Having read nothing beyond the most basic plot synopsis for Don Jon, I was not expecting much from this screening. I assumed “Jersey-Shore style ladies’ man and porn connoisseur finds love with woman who expects him to change his lifestyle” was going to be a puerile comedy running entirely on sex jokes and cleavage shots. Combined with Joseph Gordon-Levitt’s forced New Jersey accent in the opening seconds, I was mentally preparing a scathing review.
Despite Don Jon being billed as a romantic comedy, Bridget Jones’s Diary it is not. “Don” Jon Martello is a hugely unlikable protagonist; (he lists things he cares about as “my body, my pad, my ride, my family, my church, my boys, my girls, my porn”), with a hugely unlikable girlfriend and a hugely unlikable family.
In short, it shouldn’t work – a comedy heavily reliant on sex and featuring characters deliberately written to be as horrendous as possible. Indeed in the opening few scenes, where a suited Joseph Gordon-Levitt picks up a succession of women and waxes lyrical on the wonders of porn in a questionable New Jersey accent, one does wonder if the whole thing is going to dissolve into a comedy of cringingly awful stereotypes.
If you find yourself at such a point in the screening where you’re thinking the same thing, fear not: perseverance pays off. Julianne Moore as Esther provides a refreshing contrast to the alcohol-and-woman fuelled first third of the film, along with most of the comic moments. In contrast, Scarlett Johanssen succeeds in making love interest Barbara spectacularly unlikable. What’s most touching about the film is the development of the titular character; without giving too much away, the effect both women have on him is profound; the relationships neithera clichéd nor predictable.
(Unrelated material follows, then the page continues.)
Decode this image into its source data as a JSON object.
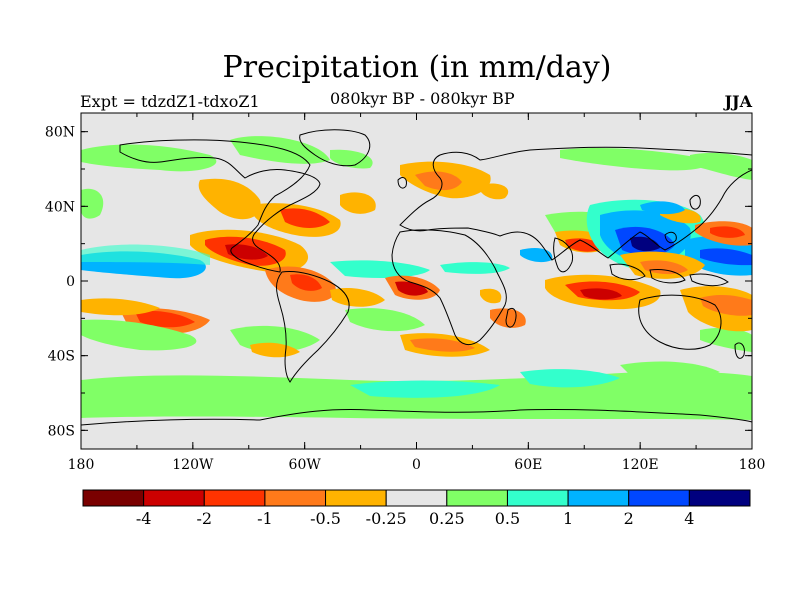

Already an established actor, Don Jon is Gordon-Levitt’s directorial and screenplay writing debut, and his execution of both roles is commendable. In both writing the screenplay and playing the titular character, he is at an obvious advantage in that he knows exactly how he wants the character to develop; however, Gordon-Levitt manages both to make Jon as unlikable as he by rights should be and yet still gain a remarkable amount of sympathy for him in spite of this. Meanwhile, the directorial style is fresh and does not betray his inexperience.
Prudes need not bother rushing out for tickets to see Don Jon – for every genuinely funny moment (and there are more than a few) there is a sex scene, a porn clip or a shot of Jon barely clothed, leading to one horrified audience member at my screening leaving after approximately three minutes. However, despite the plot’s reliance on sex, one never feels as though Gordon-Levitt has included it gratuitously. On the contrary, he makes the film a commentary on sex, porn and the relationship between the two without it ever becoming tired or seedy – this is no mean feat.
Entertaining all the way through, Don Jon matures steadily, moving from a movie about young man determined to get the attractive girl into bed to a sweet, poignant and genuinely touching film. Kudos to Gordon-Levitt in his screenwriting debut for turning what should have been a wholly stereotypical and generally awful persona into a man worth sticking around for.